Healthcare Costs Can Be a Major Concern for Vets
When you separate from service, one of the hardest things to get used to is managing your own health care. A benefit that was once freely provided to you is suddenly not so certain, and many senior veterans may be worried about rising healthcare costs and whether their finances will be impacted. With out-of-pocket expenses for seniors averaging around $285,000 and expected to climb, worrying about the cost of healthcare makes perfect sense.
If you want to leave those concerns behind, however, you can do so by taking a closer look at your healthcare benefits and coverage. For example, if your VA benefits are not meeting your needs, you can look into whether expanding your Medicare coverage could help offset any stressed or financial concerns. With Humana Medicare Advantage plans, for instance, you may be able to access additional care for vision and dental exams that can help save you money. This can be a helpful option for vets who do not have access to VA health centers since there are still some serious concerns over the effectiveness of VA community care options.
Other Living Expenses Can Result in Stress for Veterans
With Medicare and VA benefits, paying for healthcare can be less stressful for many veterans. Paying for other monthly expenses, like food, clothing, and housing, can be more difficult for senior veterans, especially since the average retiree spends around $3,400 each month on these costs. Mortgage payments and rent can make up the majority of monthly expenses for retired senior veterans, which is where housing assistance programs can provide some relief. If you are struggling to pay for housing, applying for these grants and funds can make life easier and can also supplement any GI benefits you are using for living expenses. Still, the VA and associated programs are notorious for being plagued by technical issues and other problems that can delay benefit payments for veterans. To ensure that you are able to weather these delays and not be severely affected, you should try to create an emergency savings fund, if possible, which should ideally include enough to cover three months’ worth of expenses.

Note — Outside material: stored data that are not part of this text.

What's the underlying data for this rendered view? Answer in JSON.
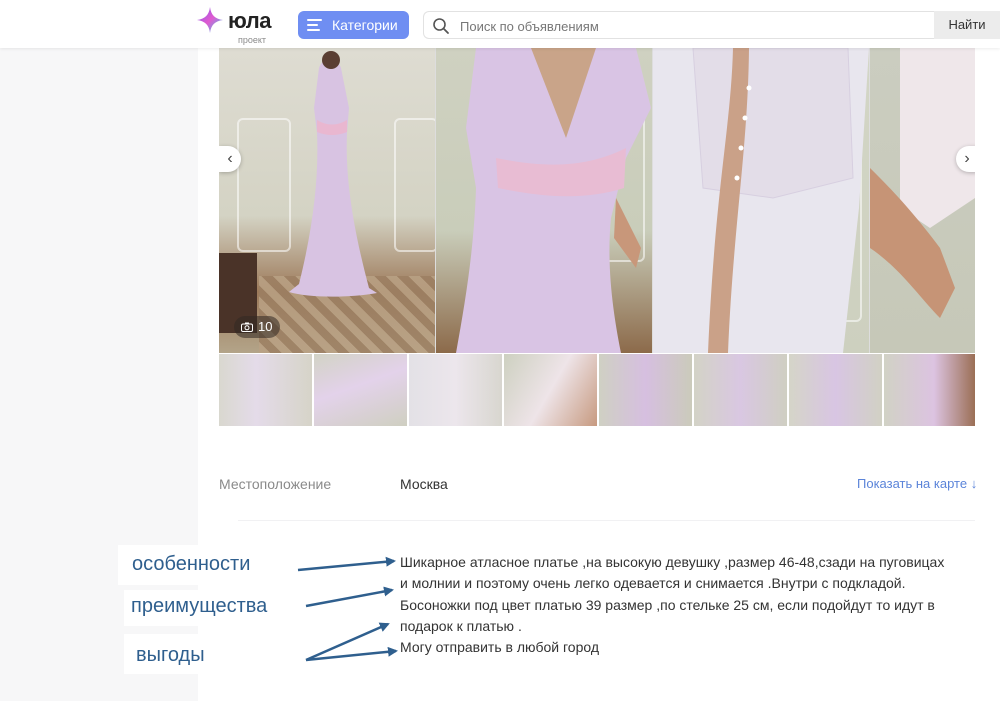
{
  "header": {
    "logo_text": "юла",
    "logo_sub": "проект",
    "categories_label": "Категории",
    "search_placeholder": "Поиск по объявлениям",
    "search_button": "Найти"
  },
  "gallery": {
    "photo_count": "10",
    "icons": {
      "prev": "chevron-left-icon",
      "next": "chevron-right-icon",
      "camera": "camera-icon"
    }
  },
  "location": {
    "label": "Местоположение",
    "value": "Москва",
    "map_link": "Показать на карте ↓"
  },
  "description": {
    "lines": [
      "Шикарное атласное платье ,на высокую девушку ,размер 46-48,сзади на пуговицах",
      "и молнии и поэтому очень легко одевается и снимается .Внутри с подкладой.",
      "Босоножки под цвет платью 39 размер ,по стельке 25 см, если подойдут то идут в",
      "подарок к платью .",
      "Могу отправить в любой город"
    ]
  },
  "annotations": {
    "features": "особенности",
    "advantages": "преимущества",
    "benefits": "выгоды",
    "color": "#2f5f8e"
  },
  "colors": {
    "accent": "#6f8ef2",
    "link": "#5b84d9",
    "dress": "#d9c6e4"
  }
}
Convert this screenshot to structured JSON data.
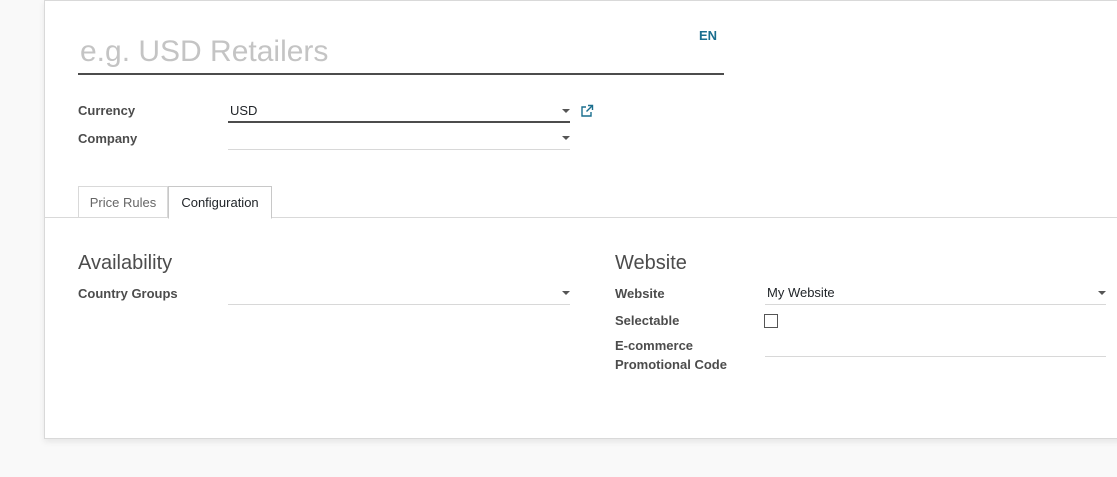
{
  "form": {
    "name_placeholder": "e.g. USD Retailers",
    "language": "EN",
    "currency_label": "Currency",
    "currency_value": "USD",
    "company_label": "Company",
    "company_value": ""
  },
  "tabs": [
    {
      "label": "Price Rules",
      "active": false
    },
    {
      "label": "Configuration",
      "active": true
    }
  ],
  "availability": {
    "title": "Availability",
    "country_groups_label": "Country Groups",
    "country_groups_value": ""
  },
  "website": {
    "title": "Website",
    "website_label": "Website",
    "website_value": "My Website",
    "selectable_label": "Selectable",
    "selectable_checked": false,
    "promo_label_line1": "E-commerce",
    "promo_label_line2": "Promotional Code",
    "promo_value": ""
  },
  "icons": {
    "external_link": "external-link-icon",
    "dropdown": "caret-down-icon"
  },
  "colors": {
    "link": "#1a6e8e",
    "text": "#4c4c4c",
    "background": "#f9f9f9"
  }
}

During active duty, you likely had to plan for and discuss your end-of-life wishes and arrangements at some point. As a veteran, communicating your wishes for final arrangements for your loved ones is still practical, but it can also help reduce some of the financial burden around those arrangements. If you’ve never talked to your family about end-of-life issues before, this can be a difficult conversation to have, so try to bring up the topic when everyone involved can be calm and in control of their emotions. Part of this conversation should also involve long-term care costs and any VA benefits that are available to help you afford long-term care, if you should need care towards the end of your life.
There’s so much more involved in developing a solid financial plan to support your quality of life as a senior veteran. With the tips above, however, hopefully you can answer some of the most pressing financial questions and resolve some of the most common sources of financial stress. Doing so can not only give you some peace of mind, but it can also take some pressure off of your family and ensure that everyone is better prepared for whatever the future may hold.